Jonnie, our waitress, met me at the door with, “Hey Mila, did ya hear about Belinda?”

“No, Jonnie. Haven’t heard a thing.”

“She died.”

“She what?”

Apparently, rehab was too rough for Belinda. She had left the clinic Friday night and shot a full gram.

I asked Belinda’s friends about funeral arrangements and e-mailed them to Zach. He shot back with some very angry remarks about how I had called Belinda a talking-monkey. I’m sorry, but OD-ing on heroin is a pretty talking-monkey way to go.

So, the day of the funeral. I dressed up in my most conservative black and drove over to Restland. I screwed up by going to the main funeral building rather than the little chapel out in the cemetery, but it did offer me an opportunity to meet Belinda’s parents.

But damn.

Her father was just crushed. The man sobbed and fingered his hat and it looked like the weight of the world was on him.

“I just wish she had talked to us. I don’t know why she didn’t call us for help or something.”

Somewhere in the back of my mind I was thinking, “Well, it’s because you threw her out at 17 when she was pregnant…” but saying something like that wasn’t going to help anyone. He was crushed enough as is. That would have just been unnecessarily cruel of me.

We walked up to the chapel and he cried the whole way. It bothers me to see preventable grief like this. There’s no real words of comfort I can offer; but by the same respect, I don’t want to rag on someone who is suffering for a lesson learned. It’s like how it was with Cris and Big Dave Smith. Why make it worse?

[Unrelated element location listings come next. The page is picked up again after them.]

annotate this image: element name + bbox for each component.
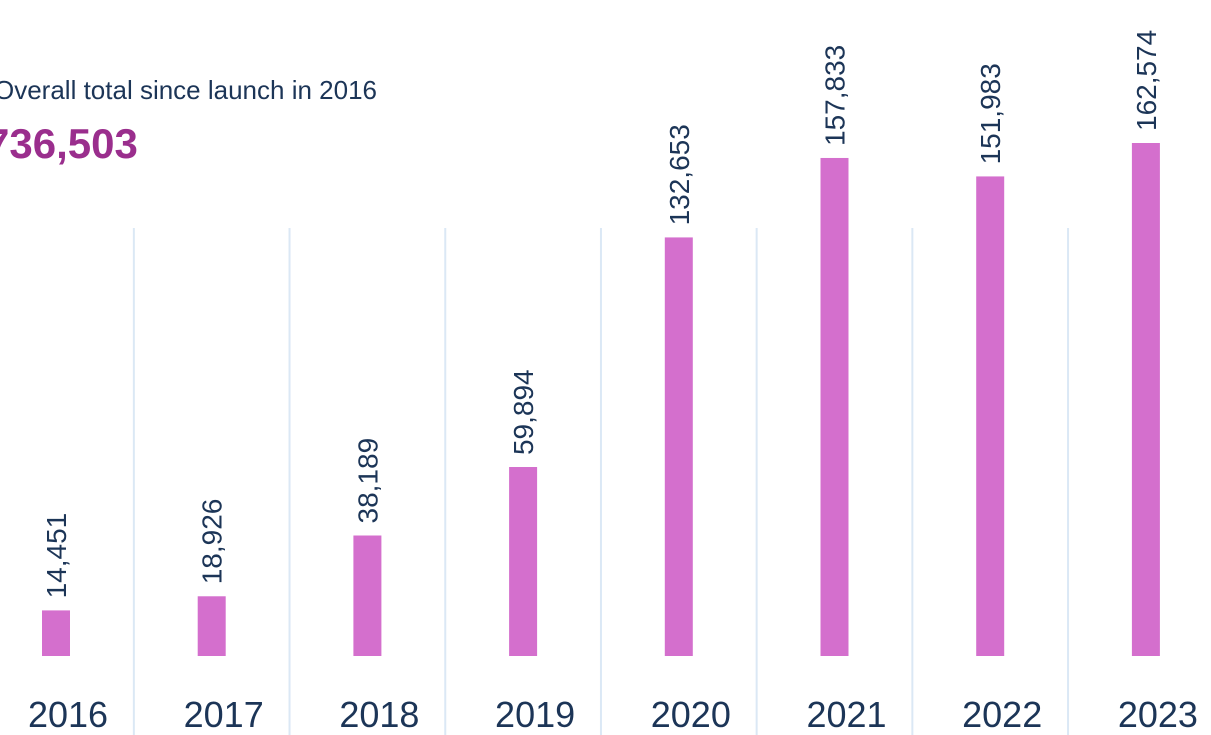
x-tick-label: 2020 <box>651 694 731 735</box>
value-label: 151,983 <box>975 63 1006 164</box>
subtitle: Overall total since launch in 2016 <box>0 75 377 105</box>
value-label: 157,833 <box>820 45 851 146</box>
x-tick-label: 2018 <box>339 694 419 735</box>
bar <box>1131 143 1160 656</box>
bar <box>820 157 849 657</box>
value-label: 59,894 <box>508 369 539 455</box>
x-tick-label: 2021 <box>806 694 886 735</box>
total: 736,503 <box>0 120 138 167</box>
value-label: 14,451 <box>41 513 72 599</box>
x-tick-label: 2017 <box>184 694 264 735</box>
bar <box>42 610 70 656</box>
bar <box>197 596 226 656</box>
value-label: 162,574 <box>1131 30 1162 131</box>
value-label: 132,653 <box>664 124 695 225</box>
x-tick-label: 2019 <box>495 694 575 735</box>
bar <box>976 176 1005 657</box>
value-label: 38,189 <box>352 438 383 524</box>
bar <box>664 237 693 657</box>
value-label: 18,926 <box>197 499 228 585</box>
bar <box>509 467 538 656</box>
bar <box>353 535 382 656</box>
x-tick-label: 2023 <box>1118 694 1198 735</box>
x-tick-label: 2022 <box>962 694 1042 735</box>
x-tick-label: 2016 <box>28 694 108 735</box>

So, at the chapel, the crowd had split into two distinct groups: Belinda’s family (in flower print dresses!) and Belinda’s friends (who were probably still on heroin). It was tough deciding where to sit—should I sit with well dressed people or people dressing in torn-up black….hum…

And the funeral itself…what a joke. It could have been for anyone! The preacher just went on and on about the loss of a child and god giving up his only child and blah blah blah. It pissed me off. I wanted to walk out or stand up and say, “Belinda didn’t believe this crap!” but who would that have helped? Really? Funerals are for the living. Let them have what makes them comfortable.

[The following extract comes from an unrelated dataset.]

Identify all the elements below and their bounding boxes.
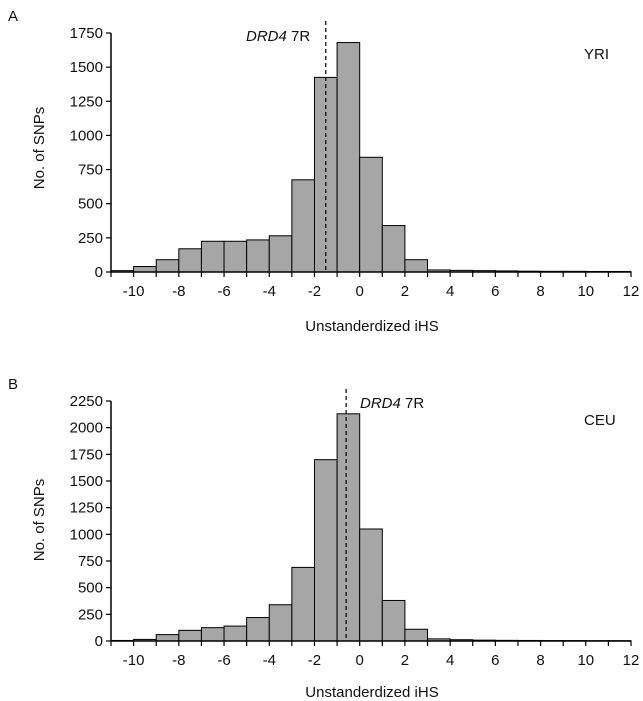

It was an open casket funeral. At the end, all of Belinda’s friends walked up and said their good-byes and places various objects in the casket for the cremation later.

Cremation? Oh, sweet Jesus. I had leant Belinda a book before she passed. Oh Christ. Was it in there? Were they going to burn my book along with her? It was a first edition copy of “Trainspotting”—I didn’t want to loose that. How exactly does one go about saving a book from cremation? Had someone assumed it was her copy? How do I tastefully ask someone, “Uh, look, I’m really sorry for your loss and all, but I need to pick this book out of the casket because I leant it. I mean…It wasn’t a gift…”

Thankfully, I didn’t have to. It wasn’t in the casket. Belinda’s friend Divina got it back to me several months later.

The temperature dropped 30 degrees during the funeral. We had started on a sunny April morning, but by the time it was over, it was cold and raining.

I went to Dan’s later that week. Someone had written Belinda’s name on the bathroom wall with birth and death dates. I wrote underneath it, “Those who have forgotten their dreams will only discourage yours.” Later, someone drew a heart around it.

Belinda’s boyfriend Chris died from overdose a year later, almost to the day. I guess no one really learned anything.